Being that he’s the middle-aged white father of three biracial daughters, it’s difficult not to view Anderson’s latest project through an autobiographical lens. During his Oscars acceptance speech for Best Adapted Screenplay, the writer-director said, “I wrote this movie for my kids, to say sorry for the housekeeping mess that we left in this world we’re handing off to them, but also with the encouragement that they will be the generation that hopefully brings us some common sense and decency.”
Later in the evening in his Best Picture speech (his third of the night), Anderson thanked his cast.
“Leo, Benicio, Teyana, Sean, Regina, and especially Chase,” he said. “My American Girl Chase: you are the heart of this movie.”
It’s here that Anderson conveys a feeling that the quintessential “American Girl” in 2025 is no longer necessarily someone with blond hair and blue eyes, but rather someone who looks like Infiniti, who looks like Anderson’s daughters.
He’s intentional about the fact that, although we spend more time with Bob than any other character, this is really Willa’s film. We see how strong-willed and defiant she is in what would be an unthinkably terrifying situation for most any other 16-year-old girl.
At one point in the film’s second act, Willa takes refuge at a safe house, disguised as a weed-growing nunnery virtuously named, “Sisters of the Brave Beaver.”

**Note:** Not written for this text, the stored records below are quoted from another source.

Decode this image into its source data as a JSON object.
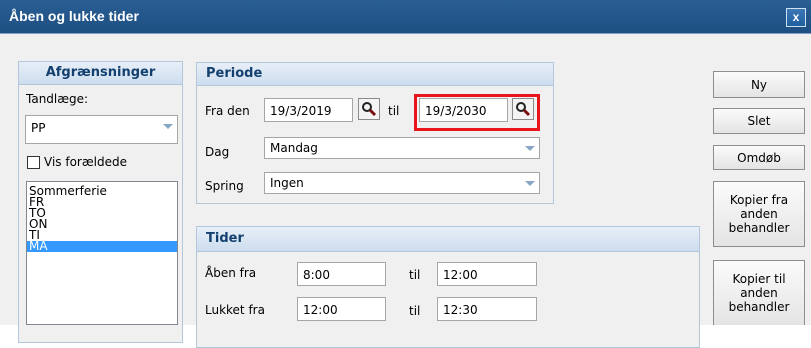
{
  "window": {
    "title": "Åben og lukke tider",
    "close_label": "x"
  },
  "afgraensninger": {
    "header": "Afgrænsninger",
    "tandlaege_label": "Tandlæge:",
    "tandlaege_value": "PP",
    "vis_foraeldede_label": "Vis forældede",
    "vis_foraeldede_checked": false,
    "list_items": [
      "Sommerferie",
      "FR",
      "TO",
      "ON",
      "TI",
      "MA"
    ],
    "selected_item": "MA"
  },
  "periode": {
    "header": "Periode",
    "fra_den_label": "Fra den",
    "fra_den_value": "19/3/2019",
    "til_label": "til",
    "til_value": "19/3/2030",
    "dag_label": "Dag",
    "dag_value": "Mandag",
    "spring_label": "Spring",
    "spring_value": "Ingen"
  },
  "tider": {
    "header": "Tider",
    "aaben_fra_label": "Åben fra",
    "aaben_fra_value": "8:00",
    "aaben_til_label": "til",
    "aaben_til_value": "12:00",
    "lukket_fra_label": "Lukket fra",
    "lukket_fra_value": "12:00",
    "lukket_til_label": "til",
    "lukket_til_value": "12:30"
  },
  "buttons": {
    "ny": "Ny",
    "slet": "Slet",
    "omdoeb": "Omdøb",
    "kopier_fra": "Kopier fra anden behandler",
    "kopier_til": "Kopier til anden behandler"
  },
  "colors": {
    "titlebar": "#1d4f82",
    "selection": "#3399ff",
    "highlight": "#e8151d",
    "group_header_text": "#14406f"
  }
}
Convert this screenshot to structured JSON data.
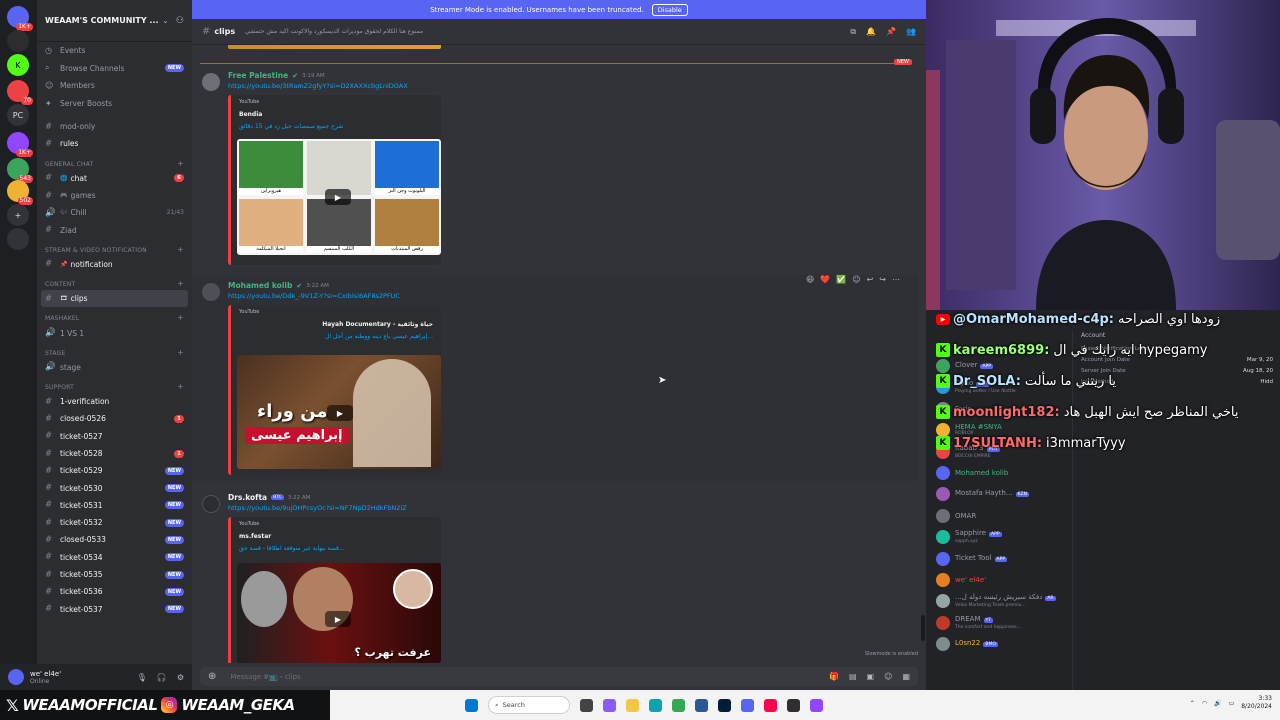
{
  "banner": {
    "text": "Streamer Mode is enabled. Usernames have been truncated.",
    "button": "Disable"
  },
  "rail": {
    "servers": [
      {
        "label": "",
        "badge": "1K+"
      },
      {
        "label": "",
        "badge": ""
      },
      {
        "label": "K",
        "badge": ""
      },
      {
        "label": "",
        "badge": "70"
      },
      {
        "label": "PC",
        "badge": ""
      },
      {
        "label": "",
        "badge": "1K+"
      },
      {
        "label": "",
        "badge": "543"
      },
      {
        "label": "",
        "badge": "502"
      },
      {
        "label": "+",
        "badge": ""
      },
      {
        "label": "",
        "badge": ""
      }
    ]
  },
  "sidebar": {
    "server_name": "WEAAM'S COMMUNITY ...",
    "nav": [
      {
        "icon": "◷",
        "label": "Events",
        "pill": ""
      },
      {
        "icon": "⌕",
        "label": "Browse Channels",
        "pill": "NEW"
      },
      {
        "icon": "☺",
        "label": "Members",
        "pill": ""
      },
      {
        "icon": "✦",
        "label": "Server Boosts",
        "pill": ""
      }
    ],
    "top_channels": [
      {
        "label": "mod-only",
        "active": false,
        "bright": false,
        "count": "",
        "pill": "",
        "tail": ""
      },
      {
        "label": "rules",
        "active": false,
        "bright": true,
        "count": "",
        "pill": "",
        "tail": ""
      }
    ],
    "cat_general": "GENERAL CHAT",
    "general": [
      {
        "label": "chat",
        "emoji": "🌐",
        "count": "6",
        "tail": ""
      },
      {
        "label": "games",
        "emoji": "🎮",
        "count": "",
        "tail": ""
      },
      {
        "label": "Chill",
        "emoji": "🎶",
        "count": "",
        "tail": "21/43"
      },
      {
        "label": "Ziad",
        "emoji": "",
        "count": "",
        "tail": ""
      }
    ],
    "cat_stream": "STREAM & VIDEO NOTIFICATION",
    "stream": [
      {
        "label": "notification",
        "emoji": "📌"
      }
    ],
    "cat_content": "CONTENT",
    "content": [
      {
        "label": "clips",
        "emoji": "🎞"
      }
    ],
    "cat_mashakel": "MASHAKEL",
    "mashakel": [
      {
        "label": "1 VS 1"
      }
    ],
    "cat_stage": "STAGE",
    "stage": [
      {
        "label": "stage"
      }
    ],
    "cat_support": "SUPPORT",
    "support": [
      {
        "label": "1-verification",
        "count": "",
        "pill": ""
      },
      {
        "label": "closed-0526",
        "count": "1",
        "pill": ""
      },
      {
        "label": "ticket-0527",
        "count": "",
        "pill": ""
      },
      {
        "label": "ticket-0528",
        "count": "1",
        "pill": ""
      },
      {
        "label": "ticket-0529",
        "count": "",
        "pill": "NEW"
      },
      {
        "label": "ticket-0530",
        "count": "",
        "pill": "NEW"
      },
      {
        "label": "ticket-0531",
        "count": "",
        "pill": "NEW"
      },
      {
        "label": "ticket-0532",
        "count": "",
        "pill": "NEW"
      },
      {
        "label": "closed-0533",
        "count": "",
        "pill": "NEW"
      },
      {
        "label": "ticket-0534",
        "count": "",
        "pill": "NEW"
      },
      {
        "label": "ticket-0535",
        "count": "",
        "pill": "NEW"
      },
      {
        "label": "ticket-0536",
        "count": "",
        "pill": "NEW"
      },
      {
        "label": "ticket-0537",
        "count": "",
        "pill": "NEW"
      }
    ]
  },
  "user": {
    "name": "we' el4e'",
    "status": "Online"
  },
  "chat_header": {
    "channel": "clips",
    "topic": "ممنوع هنا الكلام لحقوق موديرات الديسكورد والاكونت اكيد مش حتمشي"
  },
  "messages": [
    {
      "author": "Free Palestine",
      "time": "3:19 AM",
      "badge": "",
      "link": "https://youtu.be/3tRamZ2gfyY?si=D2XAXXcbgLnlDOAX",
      "provider": "YouTube",
      "channel": "Bendia",
      "title": "شرح جميع صمصات جيل زد في 15 دقائق",
      "grid": [
        "هيروبراين",
        "",
        "البلوتوث وجن البر",
        "انجيلا المتكلمة",
        "الكلب المبتسم",
        "رقص المنتديات"
      ]
    },
    {
      "author": "Mohamed kolib",
      "time": "3:22 AM",
      "badge": "",
      "link": "https://youtu.be/Ddk_-9V1Z-Y?si=CxIbIsi6AF8s2PFUC",
      "provider": "YouTube",
      "channel": "Hayah Documentary - حياة وثائقية",
      "title": "إبراهيم عيسى باع دينه ووطنه من أجل ال...",
      "thumb_text_1": "من وراء",
      "thumb_text_2": "إبراهيم عيسى"
    },
    {
      "author": "Drs.kofta",
      "time": "3:22 AM",
      "badge": "BTC",
      "link": "https://youtu.be/9ujOHPcsyOc?si=NF7NpD2HdkFbN2IZ",
      "provider": "YouTube",
      "channel": "ms.festar",
      "title": "قصة بنهاية غير متوقعة اطلاقا - قصة حق...",
      "thumb_text_1": "عرفت تهرب ؟"
    }
  ],
  "hover_reactions": [
    "😆",
    "❤️",
    "✅"
  ],
  "slowmode": "Slowmode is enabled",
  "composer": {
    "placeholder": "Message #📺・clips"
  },
  "stream_chat": [
    {
      "platform": "yt",
      "user": "@OmarMohamed-c4p:",
      "text": "زودها اوي الصراحه",
      "color": "u-blue"
    },
    {
      "platform": "kick",
      "user": "kareem6899:",
      "text": "ايه رايك في ال hypegamy",
      "color": "u-green"
    },
    {
      "platform": "kick",
      "user": "Dr_SOLA:",
      "text": "يا ريتني ما سألت",
      "color": "u-blue"
    },
    {
      "platform": "kick",
      "user": "moonlight182:",
      "text": "ياخي المناظر صح ايش الهبل هاد",
      "color": "u-red"
    },
    {
      "platform": "kick",
      "user": "17SULTANH:",
      "text": "i3mmarTyyy",
      "color": "u-red"
    }
  ],
  "account_panel": {
    "title": "Account",
    "rows": [
      {
        "label": "Passed Verification Level",
        "value": ""
      },
      {
        "label": "Account Join Date",
        "value": "Mar 9, 20"
      },
      {
        "label": "Server Join Date",
        "value": "Aug 18, 20"
      },
      {
        "label": "Join Method",
        "value": "Hidd"
      }
    ]
  },
  "members": [
    {
      "name": "Clover",
      "sub": "",
      "tag": "APP",
      "color": ""
    },
    {
      "name": "Dyno",
      "sub": "Playing Better / Use /bottle",
      "tag": "APP",
      "color": ""
    },
    {
      "name": "Faris",
      "sub": "",
      "tag": "",
      "color": ""
    },
    {
      "name": "HEMA #SNYA",
      "sub": "ROBLOX",
      "tag": "",
      "color": "green"
    },
    {
      "name": "Kabab 3",
      "sub": "BOCCHI EMPIRE",
      "tag": "PEN",
      "color": ""
    },
    {
      "name": "Mohamed kolib",
      "sub": "",
      "tag": "",
      "color": "green"
    },
    {
      "name": "Mostafa Hayth...",
      "sub": "",
      "tag": "KZN",
      "color": ""
    },
    {
      "name": "OMAR",
      "sub": "",
      "tag": "",
      "color": ""
    },
    {
      "name": "Sapphire",
      "sub": "sapph.xyz",
      "tag": "APP",
      "color": ""
    },
    {
      "name": "Ticket Tool",
      "sub": "",
      "tag": "APP",
      "color": ""
    },
    {
      "name": "we' el4e'",
      "sub": "",
      "tag": "",
      "color": "red"
    },
    {
      "name": "...دفكة سبريش رئيسه دوله ل",
      "sub": "Velox Marketing Team premiu...",
      "tag": "AR",
      "color": ""
    },
    {
      "name": "DREAM",
      "sub": "The comfort and happiness...",
      "tag": "YT",
      "color": ""
    },
    {
      "name": "L0sn22",
      "sub": "",
      "tag": "BMO",
      "color": "gold"
    }
  ],
  "socials": {
    "x_handle": "WEAAMOFFICIAL",
    "ig_handle": "WEAAM_GEKA"
  },
  "taskbar": {
    "search": "Search",
    "time": "3:33",
    "date": "8/20/2024"
  }
}
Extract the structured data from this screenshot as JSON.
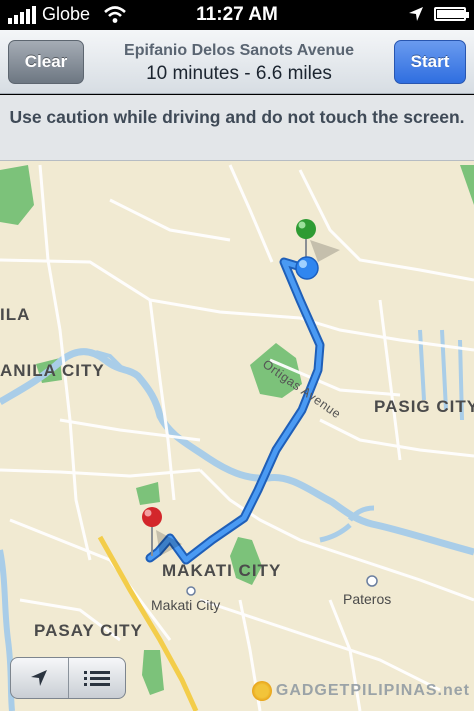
{
  "status_bar": {
    "carrier": "Globe",
    "time": "11:27 AM"
  },
  "nav_bar": {
    "clear_label": "Clear",
    "start_label": "Start",
    "destination": "Epifanio Delos Sanots Avenue",
    "summary": "10 minutes - 6.6 miles"
  },
  "banner": {
    "message": "Use caution while driving and do not touch the screen."
  },
  "map": {
    "labels": {
      "ila": "ILA",
      "manila_city": "ANILA CITY",
      "ortigas_avenue": "Ortigas Avenue",
      "pasig_city": "PASIG CITY",
      "makati_city_big": "MAKATI CITY",
      "makati_city_small": "Makati City",
      "pateros": "Pateros",
      "pasay_city": "PASAY CITY"
    },
    "colors": {
      "land": "#f1ead2",
      "road_minor": "#ffffff",
      "road_major": "#f3cd4a",
      "water": "#a9cde8",
      "park": "#7cc27a",
      "route": "#2d7de6",
      "start_pin": "#2e9b33",
      "end_pin": "#d3262b",
      "current_location": "#2f86f0"
    }
  },
  "controls": {
    "locate_icon": "location-arrow-icon",
    "list_icon": "list-icon"
  },
  "watermark": {
    "text": "GADGETPILIPINAS.net"
  }
}
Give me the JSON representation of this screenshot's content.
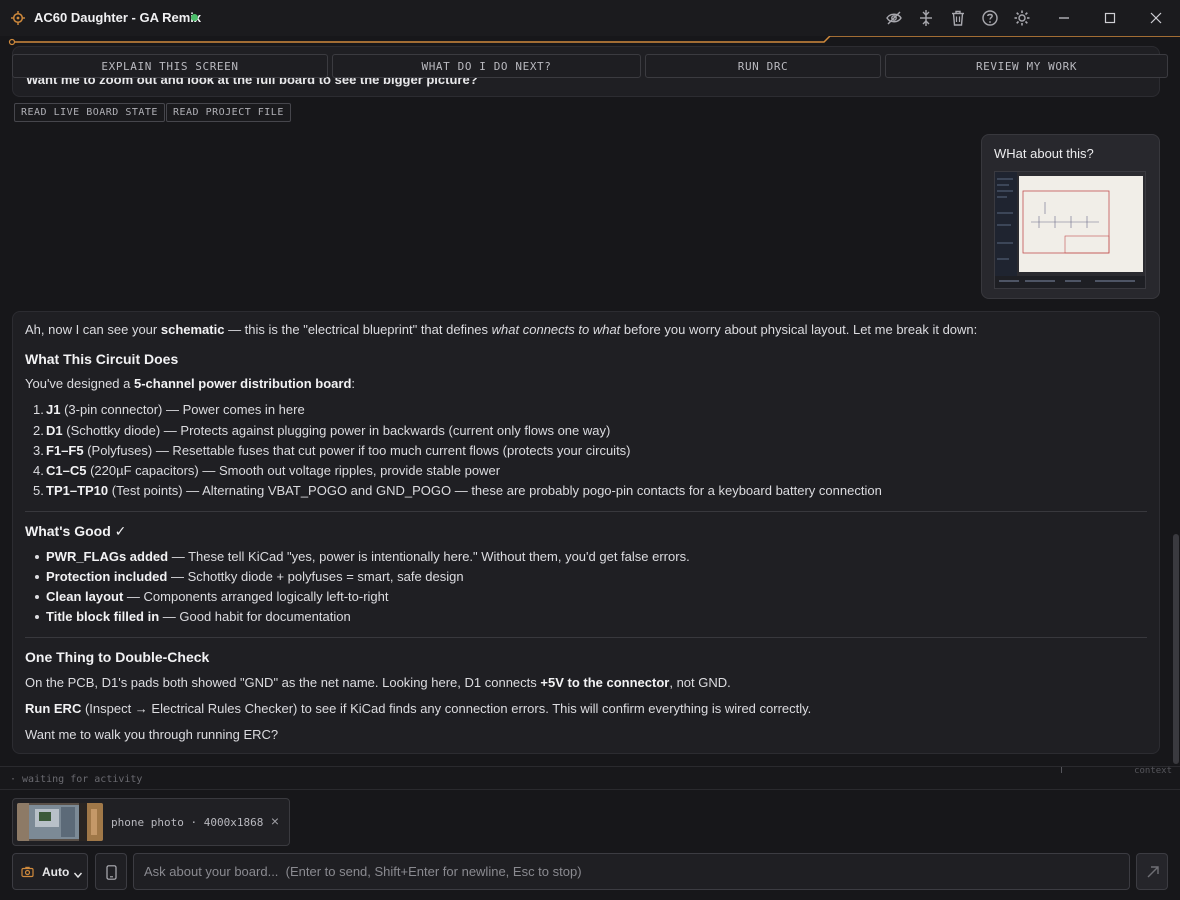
{
  "window": {
    "title": "AC60 Daughter - GA Remix",
    "accent": "#d08a3c",
    "status_color": "#4bbd6a"
  },
  "toolbar_icons": [
    "eye-off-icon",
    "collapse-icon",
    "trash-icon",
    "help-icon",
    "settings-icon"
  ],
  "quick_actions": [
    "EXPLAIN THIS SCREEN",
    "WHAT DO I DO NEXT?",
    "RUN DRC",
    "REVIEW MY WORK"
  ],
  "previous_message": {
    "text": "Want me to zoom out and look at the full board to see the bigger picture?"
  },
  "read_actions": [
    "READ LIVE BOARD STATE",
    "READ PROJECT FILE"
  ],
  "user_message": {
    "text": "WHat about this?"
  },
  "assistant": {
    "intro": {
      "p1": "Ah, now I can see your ",
      "b1": "schematic",
      "p2": " — this is the \"electrical blueprint\" that defines ",
      "i1": "what connects to what",
      "p3": " before you worry about physical layout. Let me break it down:"
    },
    "section1": {
      "heading": "What This Circuit Does",
      "lead_pre": "You've designed a ",
      "lead_bold": "5-channel power distribution board",
      "lead_post": ":",
      "items": [
        {
          "num": "1.",
          "bold": "J1",
          "rest": " (3-pin connector) — Power comes in here"
        },
        {
          "num": "2.",
          "bold": "D1",
          "rest": " (Schottky diode) — Protects against plugging power in backwards (current only flows one way)"
        },
        {
          "num": "3.",
          "bold": "F1–F5",
          "rest": " (Polyfuses) — Resettable fuses that cut power if too much current flows (protects your circuits)"
        },
        {
          "num": "4.",
          "bold": "C1–C5",
          "rest": " (220µF capacitors) — Smooth out voltage ripples, provide stable power"
        },
        {
          "num": "5.",
          "bold": "TP1–TP10",
          "rest": " (Test points) — Alternating VBAT_POGO and GND_POGO — these are probably pogo-pin contacts for a keyboard battery connection"
        }
      ]
    },
    "section2": {
      "heading": "What's Good ✓",
      "items": [
        {
          "bold": "PWR_FLAGs added",
          "rest": " — These tell KiCad \"yes, power is intentionally here.\" Without them, you'd get false errors."
        },
        {
          "bold": "Protection included",
          "rest": " — Schottky diode + polyfuses = smart, safe design"
        },
        {
          "bold": "Clean layout",
          "rest": " — Components arranged logically left-to-right"
        },
        {
          "bold": "Title block filled in",
          "rest": " — Good habit for documentation"
        }
      ]
    },
    "section3": {
      "heading": "One Thing to Double-Check",
      "p1_pre": "On the PCB, D1's pads both showed \"GND\" as the net name. Looking here, D1 connects ",
      "p1_bold": "+5V to the connector",
      "p1_post": ", not GND.",
      "p2_bold": "Run ERC",
      "p2_rest": " (Inspect → Electrical Rules Checker) to see if KiCad finds any connection errors. This will confirm everything is wired correctly.",
      "p3": "Want me to walk you through running ERC?"
    }
  },
  "activity": {
    "status": "· waiting for activity",
    "context_label": "context"
  },
  "attachment": {
    "label": "phone photo · 4000x1868",
    "remove": "×"
  },
  "input": {
    "mode": "Auto",
    "placeholder": "Ask about your board...  (Enter to send, Shift+Enter for newline, Esc to stop)"
  }
}
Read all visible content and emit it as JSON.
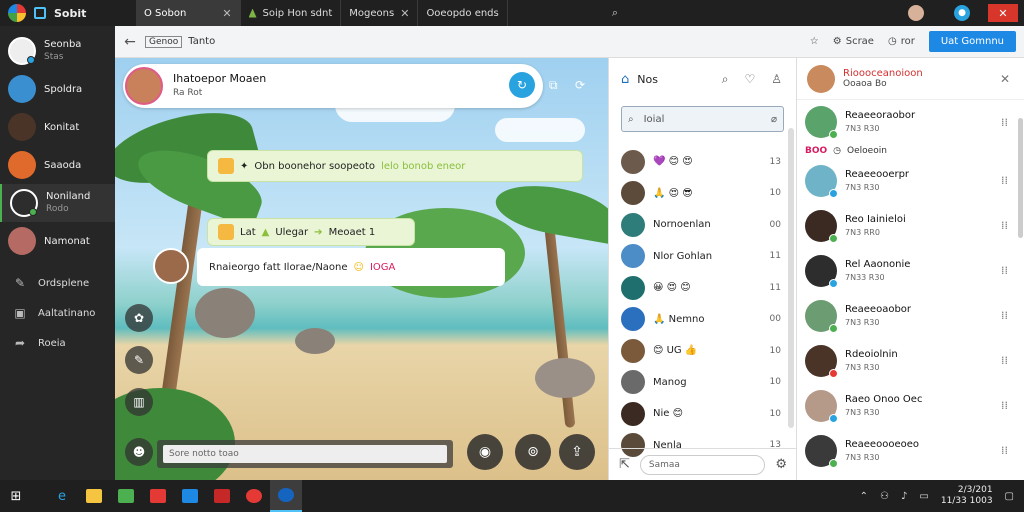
{
  "titlebar": {
    "app_name": "Sobit",
    "tabs": [
      {
        "label": "O Sobon",
        "active": true
      },
      {
        "label": "Soip Hon sdnt",
        "active": false
      },
      {
        "label": "Mogeons",
        "active": false
      },
      {
        "label": "Ooeopdo ends",
        "active": false
      }
    ]
  },
  "sidebar": {
    "contacts": [
      {
        "name": "Seonba",
        "sub": "Stas",
        "color": "#3b3b3b",
        "dot": true
      },
      {
        "name": "Spoldra",
        "sub": "",
        "color": "#3a8fd1",
        "dot": false
      },
      {
        "name": "Konitat",
        "sub": "",
        "color": "#4a3428",
        "dot": false
      },
      {
        "name": "Saaoda",
        "sub": "",
        "color": "#e06a2b",
        "dot": false
      },
      {
        "name": "Noniland",
        "sub": "Rodo",
        "color": "#2d2d2d",
        "dot": true,
        "active": true
      },
      {
        "name": "Namonat",
        "sub": "",
        "color": "#b56a63",
        "dot": false
      }
    ],
    "tools": [
      {
        "label": "Ordsplene",
        "icon": "chat-icon"
      },
      {
        "label": "Aaltatinano",
        "icon": "image-icon"
      },
      {
        "label": "Roeia",
        "icon": "share-icon"
      }
    ]
  },
  "toolbar": {
    "field_box": "Genoo",
    "field_text": "Tanto",
    "star": "☆",
    "item1": "Scrae",
    "item2": "ror",
    "button": "Uat Gomnnu"
  },
  "scene": {
    "header_name": "Ihatoepor Moaen",
    "header_sub": "Ra Rot",
    "note1_text": "Obn boonehor soopeoto",
    "note1_hl": "lelo bonob eneor",
    "note2_a": "Lat",
    "note2_b": "Ulegar",
    "note2_c": "Meoaet 1",
    "bubble_text": "Rnaieorgo fatt Ilorae/Naone",
    "bubble_pink": "IOGA",
    "input_placeholder": "Sore notto toao"
  },
  "contact_list": {
    "title": "Nos",
    "search_placeholder": "Ioial",
    "rows": [
      {
        "name": "💜 😊 😍",
        "num": "13",
        "color": "#6c5a4c"
      },
      {
        "name": "🙏 😍 😎",
        "num": "10",
        "color": "#5c4a3a"
      },
      {
        "name": "Nornoenlan",
        "num": "00",
        "color": "#2e7d7a"
      },
      {
        "name": "Nlor Gohlan",
        "num": "11",
        "color": "#4c8cc7"
      },
      {
        "name": "😀 😍 😊",
        "num": "11",
        "color": "#1f6f6f"
      },
      {
        "name": "🙏 Nemno",
        "num": "00",
        "color": "#2b6fbf"
      },
      {
        "name": "😊 UG 👍",
        "num": "10",
        "color": "#7a5a3a"
      },
      {
        "name": "Manog",
        "num": "10",
        "color": "#6a6a6a"
      },
      {
        "name": "Nie 😊",
        "num": "10",
        "color": "#3a2a22"
      },
      {
        "name": "Nenla",
        "num": "13",
        "color": "#5a4a3a"
      }
    ],
    "footer_placeholder": "Samaa"
  },
  "right_panel": {
    "title": "Rioooceanoioon",
    "subtitle": "Ooaoa Bo",
    "extra_red": "BOO",
    "extra_text": "Oeloeoin",
    "rows": [
      {
        "name": "Reaeeoraobor",
        "sub": "7N3 R30",
        "color": "#5aa36b",
        "dot": "#4caf50"
      },
      {
        "name": "Reaeeooerpr",
        "sub": "7N3 R30",
        "color": "#6fb3c9",
        "dot": "#29a3e0"
      },
      {
        "name": "Reo Iainieloi",
        "sub": "7N3 RR0",
        "color": "#3a2a22",
        "dot": "#4caf50"
      },
      {
        "name": "Rel Aaononie",
        "sub": "7N33 R30",
        "color": "#2d2d2d",
        "dot": "#29a3e0"
      },
      {
        "name": "Reaeeoaobor",
        "sub": "7N3 R30",
        "color": "#6b9c72",
        "dot": "#4caf50"
      },
      {
        "name": "Rdeoiolnin",
        "sub": "7N3 R30",
        "color": "#4a3428",
        "dot": "#e53935"
      },
      {
        "name": "Raeo Onoo Oec",
        "sub": "7N3 R30",
        "color": "#b59a8a",
        "dot": "#29a3e0"
      },
      {
        "name": "Reaeeoooeoeo",
        "sub": "7N3 R30",
        "color": "#3a3a3a",
        "dot": "#4caf50"
      }
    ]
  },
  "taskbar": {
    "time": "2/3/201",
    "date": "11/33 1003"
  },
  "colors": {
    "accent": "#1e88e5",
    "online": "#4caf50",
    "close": "#d9362b"
  }
}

One of the nuns is skeptical of Willa, who learns that her mother previously snitched on her French 75 contemporaries in favor of amnesty. The nun tells her, “We will not allow residence to anyone who cannot take responsibility for both her input and output.”
Willa replies, “I can earn what I eat and secure what I shit if that’s what you mean.”
At the film’s end, reunited with Bob and back home, Willa hears a radio announcement for a protest in Oakland.
“Did they say Oakland?” Bob asks Willa, as we get a timely needle drop for Tom Petty’s “American Girl.”
“Ya,” Willa replies.
“You know Oakland’s a three-and-a-half-hour drive from here.”
“Ya”
Willa knows it’s her turn to pick up her father’s mantle. She too knows that, in the words of the late Gil Scott-Heron, “The revolution will not be televised.”
“You know that’s far right? It’s raining out,” he says as Willa grabs her bright yellow rain jacket, a small, but bright token of hope. “Hey, be careful.”
“I won’t,” Willa replies, both feet already out the door.